Erbil-Baghdad issues deterrent for energy companies
14/11/2011 11:42
Erbil, Nov. 14 (AKnews) – Issues between Baghdad and Erbil remain a deterrent for international energy companies to invest in the region’s oil fields.

Careoon Jessy, a UK based oil professional participating in the first oil and gas conference in Iraq being held in Erbil city told AKnews that the Kurdish Hydrocarbon Law is a good piece of legislation that encourages international energy companies to come to Kurdistan. However investors have concerns.

“The issues between Baghdad and Erbil have created fears which deter international energy companies from quickly deciding to invest in the region,” Jessy said.

He said if the central and regional authorities could settle the dispute it would urge more companies to come to the semi-autonomous oil-rich Kurdish region.
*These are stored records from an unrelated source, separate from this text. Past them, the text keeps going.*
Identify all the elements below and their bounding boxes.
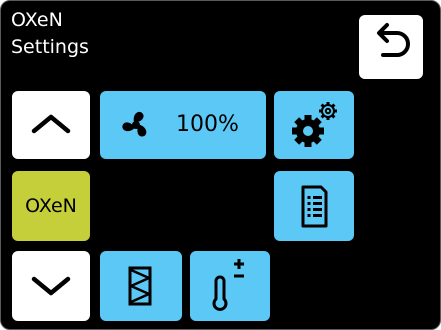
thermometer-plus-minus-icon <box>212 259 244 311</box>
fan-icon <box>122 111 147 137</box>
fan-speed-button[interactable]: 100% <box>100 91 266 159</box>
screen: OXeN Settings 100% OXeN <box>0 0 441 330</box>
fan-speed-value: 100% <box>176 112 239 137</box>
chevron-down-icon <box>31 276 71 296</box>
back-arrow-icon <box>377 23 410 57</box>
title-line-1: OXeN <box>11 9 63 31</box>
oxen-mode-label: OXeN <box>25 195 77 217</box>
settings-button[interactable] <box>274 91 354 159</box>
back-button[interactable] <box>359 15 423 79</box>
page-title: OXeN Settings <box>11 7 89 61</box>
document-button[interactable] <box>274 171 354 241</box>
oxen-mode-button[interactable]: OXeN <box>12 171 90 241</box>
filter-icon <box>128 266 152 306</box>
gears-icon <box>292 102 337 147</box>
filter-button[interactable] <box>100 251 182 321</box>
chevron-up-icon <box>31 114 71 134</box>
temperature-button[interactable] <box>190 251 270 321</box>
scroll-down-button[interactable] <box>12 251 90 321</box>
title-line-2: Settings <box>11 36 89 58</box>
scroll-up-button[interactable] <box>12 91 90 159</box>
document-icon <box>301 185 328 228</box>
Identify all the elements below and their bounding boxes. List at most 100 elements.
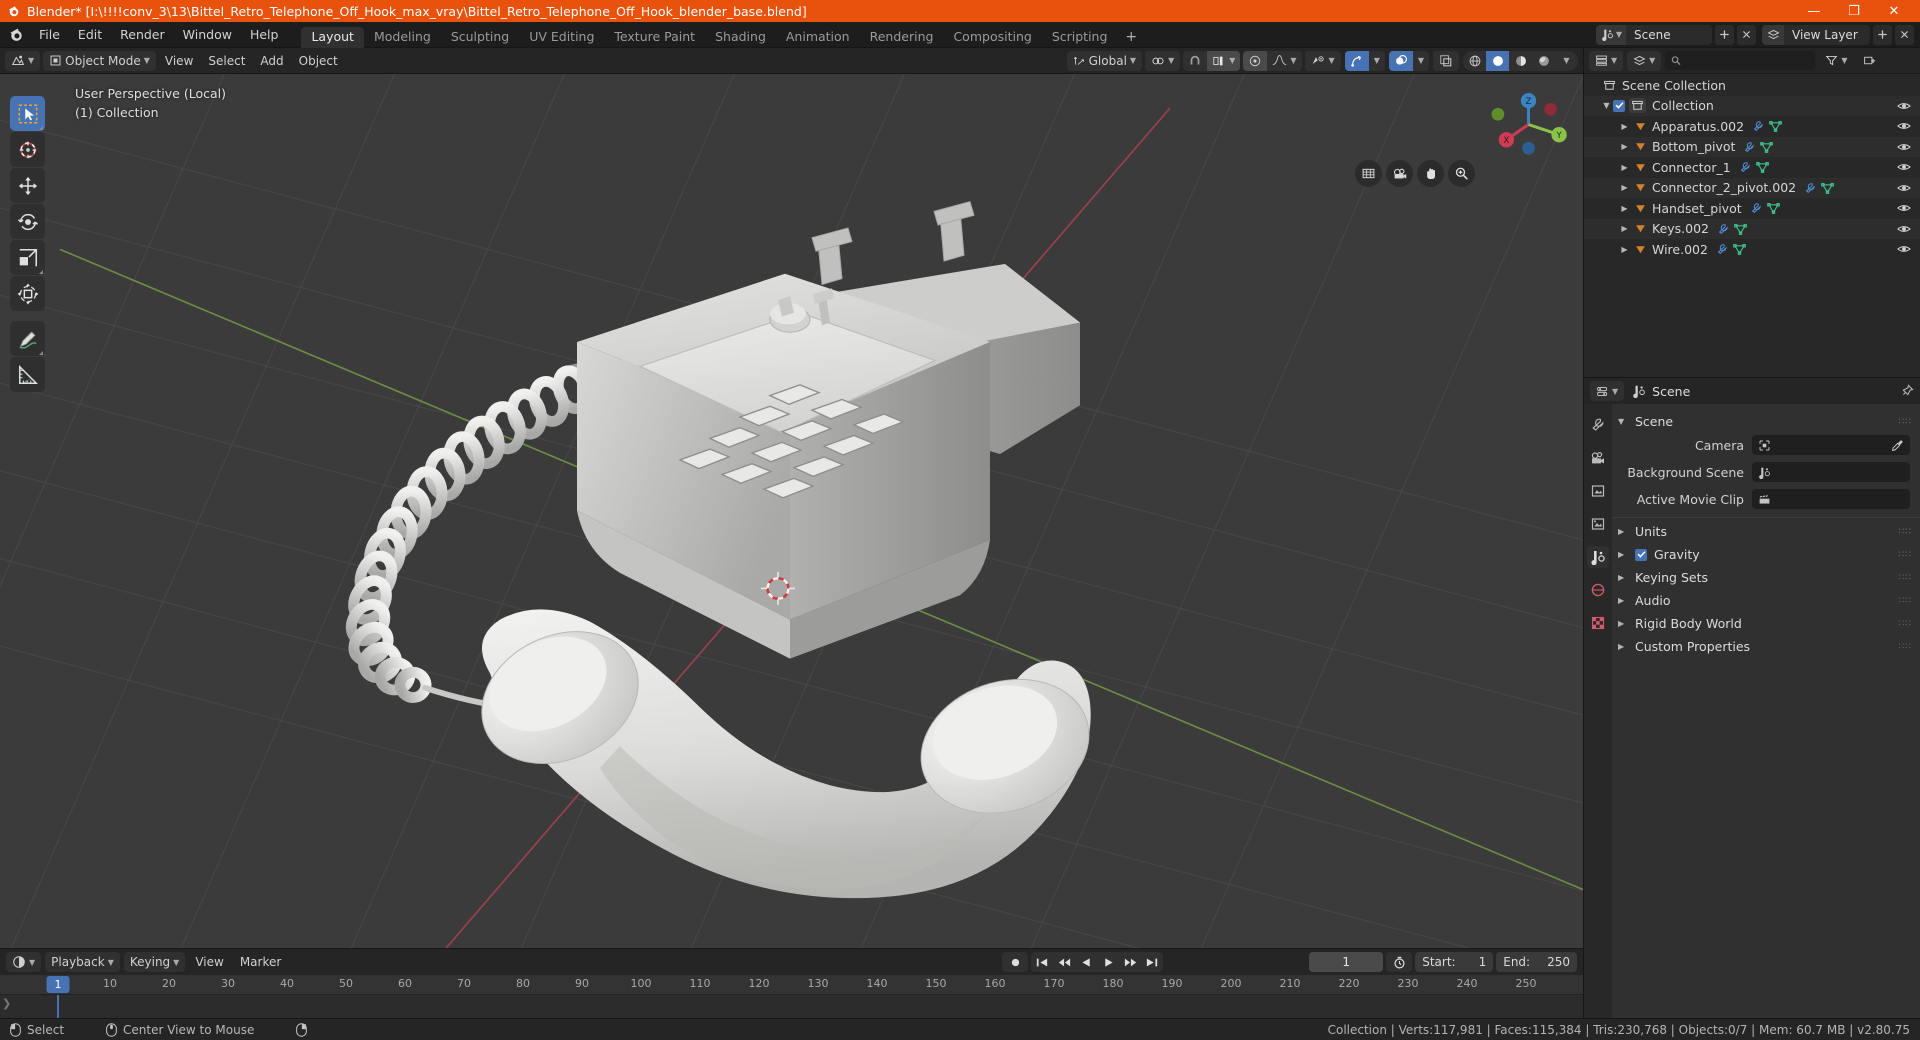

Authorities in Erbil and Baghdad have been in a deadlock over oil contracts since 2003. Baghdad refuses to recognize oil deals signed between energy companies and the Kurdish Regional Government (KRG). Meanwhile the Kurds continue to stress their power to sign deals because the revenue go to the federal treasury.

The Kurds also say the political agreements between Prime Minister Nuri al-Maliki’s bloc and the Kurds which stipulate Maliki can keep his job for a second term give them the right to sign oil deals.

Sergey Michael, a Ukrainian oil expert at the conference believes the conference is key to urging foreign energy companies to work in the region. He too fears the issues between Baghdad and Erbil are a destablising influence.

“What I have noticed is that Kurdistan has a booming oil sector. But since it is part of Iraq and there are issues regarding the oil deals good management of the oil fields has failed”

The Financial Times reported Exxon Mobil Corp., the largest oil company in the world had become the first supermajor oil operator to sign a contract in the Kurdistan region.

This sparked criticism from deputy-Prime Minister Hussein al-Shahristani whose office issued a statement rebuking the deals and “cautioning” Exxon against pursuing oil contracts in Kurdistan.

The Iraqi government says the oil deals in Kurdistan will remain illegal until long-awaited rules can be worked out to split revenues among Iraq’s fractious regions.

The three-day Kurdistan-Iraq Oil & Gas Conference opened on Sunday with more than 300 delegates from the world's energy companies present.

Dr Barham Ahmed Salih, KRG Prime Minister, said at the opening of the conference that Kurdistan is looking to increase its oil exports to world markets to 175,000 bopd next year. Kurdistan Region currently exports some 50,000 bopd.